Why Do Rabbits Stomp Their Feet?

Why Rabbits Stomp Their Feet?

Little as your lovable animal rabbit may be, the aggressive stomping of his back feet can make a remarkably loud, disruptive and disconcerting noise. If your wee bunny stomps one or both of his hind legs down onto the ground every once in a while, he’s not aiming to annoy you, however instead aiming to express something to you. Focus on your bunny’s mode of communication.

Why Do Rabbits Stomp Their Back Feet?

A rabbit foot thumping is an alert to anybody nearby that something bad, unsure, or frightening is happening. In the wild, it’s primarily used to alert the warren that potential danger has to do with. With animal bunnies, it’s also a form of interaction. It can either suggest something scared the rabbit, the bunny is angry or annoyed with something, or something going on around it is causing aggravation. It is NOT limited to gender.

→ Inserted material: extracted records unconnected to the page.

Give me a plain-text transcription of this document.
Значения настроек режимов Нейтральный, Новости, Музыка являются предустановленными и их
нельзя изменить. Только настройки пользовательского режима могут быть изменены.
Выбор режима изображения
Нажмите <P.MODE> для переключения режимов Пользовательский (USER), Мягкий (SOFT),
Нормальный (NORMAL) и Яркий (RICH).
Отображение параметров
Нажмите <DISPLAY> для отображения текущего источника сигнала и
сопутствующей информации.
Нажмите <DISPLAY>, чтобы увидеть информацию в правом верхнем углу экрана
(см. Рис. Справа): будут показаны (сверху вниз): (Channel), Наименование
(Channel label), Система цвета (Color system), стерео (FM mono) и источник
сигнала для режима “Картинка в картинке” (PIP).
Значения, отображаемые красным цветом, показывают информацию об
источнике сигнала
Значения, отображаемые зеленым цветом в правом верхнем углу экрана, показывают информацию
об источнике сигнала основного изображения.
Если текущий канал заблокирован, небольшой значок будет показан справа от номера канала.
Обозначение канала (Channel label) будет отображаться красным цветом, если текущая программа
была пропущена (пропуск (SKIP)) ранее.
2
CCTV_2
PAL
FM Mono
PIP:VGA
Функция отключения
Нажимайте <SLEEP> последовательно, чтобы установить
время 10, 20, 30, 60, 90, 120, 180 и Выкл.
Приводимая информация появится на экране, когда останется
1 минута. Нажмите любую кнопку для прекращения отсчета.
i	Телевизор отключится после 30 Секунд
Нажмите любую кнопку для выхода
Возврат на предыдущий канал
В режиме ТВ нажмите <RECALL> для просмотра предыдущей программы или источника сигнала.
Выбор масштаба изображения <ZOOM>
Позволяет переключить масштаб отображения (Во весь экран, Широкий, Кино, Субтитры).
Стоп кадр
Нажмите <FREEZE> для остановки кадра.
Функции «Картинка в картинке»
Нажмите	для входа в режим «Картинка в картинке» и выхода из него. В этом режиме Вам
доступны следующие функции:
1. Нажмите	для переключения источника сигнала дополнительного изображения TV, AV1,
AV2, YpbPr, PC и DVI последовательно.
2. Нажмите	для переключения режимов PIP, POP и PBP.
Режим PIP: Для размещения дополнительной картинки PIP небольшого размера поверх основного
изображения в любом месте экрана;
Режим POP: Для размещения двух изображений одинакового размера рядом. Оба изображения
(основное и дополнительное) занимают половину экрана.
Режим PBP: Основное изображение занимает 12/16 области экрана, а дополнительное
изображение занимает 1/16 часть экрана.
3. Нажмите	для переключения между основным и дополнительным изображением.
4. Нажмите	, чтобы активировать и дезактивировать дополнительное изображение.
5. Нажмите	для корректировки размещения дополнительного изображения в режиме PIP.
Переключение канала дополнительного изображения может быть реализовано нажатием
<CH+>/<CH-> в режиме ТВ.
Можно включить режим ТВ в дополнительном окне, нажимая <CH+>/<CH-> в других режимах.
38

In fact, I’ve discovered outspoken women to be especially susceptible to it if you’re getting too near to their personal space, choose them up when they don’t want it, or otherwise do something that troubles them!

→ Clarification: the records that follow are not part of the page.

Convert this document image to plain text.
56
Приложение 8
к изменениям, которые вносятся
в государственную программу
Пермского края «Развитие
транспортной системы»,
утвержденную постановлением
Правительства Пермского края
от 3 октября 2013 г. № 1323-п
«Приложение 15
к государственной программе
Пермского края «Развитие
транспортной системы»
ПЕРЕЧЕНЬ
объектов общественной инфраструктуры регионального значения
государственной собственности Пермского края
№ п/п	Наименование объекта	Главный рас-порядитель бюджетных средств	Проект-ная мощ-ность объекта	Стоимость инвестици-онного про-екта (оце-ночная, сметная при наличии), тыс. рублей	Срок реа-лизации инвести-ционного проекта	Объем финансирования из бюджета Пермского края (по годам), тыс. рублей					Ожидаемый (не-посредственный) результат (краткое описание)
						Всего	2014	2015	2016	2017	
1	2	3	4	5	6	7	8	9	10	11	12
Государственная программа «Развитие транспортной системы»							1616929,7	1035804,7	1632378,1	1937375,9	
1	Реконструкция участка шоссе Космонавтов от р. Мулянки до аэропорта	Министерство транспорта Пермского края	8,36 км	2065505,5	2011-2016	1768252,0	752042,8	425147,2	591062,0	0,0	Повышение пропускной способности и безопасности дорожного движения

Some examples of reasons a rabbit may thump are: being pestered by an individual or other animal, hearing a noise that they cannot tell the origins of, seeing an unexpected motion that frightens them, an owner aiming to get them back in the cage or attacking their cage when they do not want you, observing another rabbit getting something like food and understanding they don’t have any yet, trying to get the attention of a nearby bunny who’s overlooking them (among our more youthful males did this to my doe while she was out running!), or voicing that something is physically troubling them that they can not get rid of (my typically peaceful dollar somehow got his mouth full of fur one time and thumped up until we came over and assisted him get it out).

If the thumping is a kind of aggravation or anger, especially with females, it will sometimes be accompanied by a humming-like grunt.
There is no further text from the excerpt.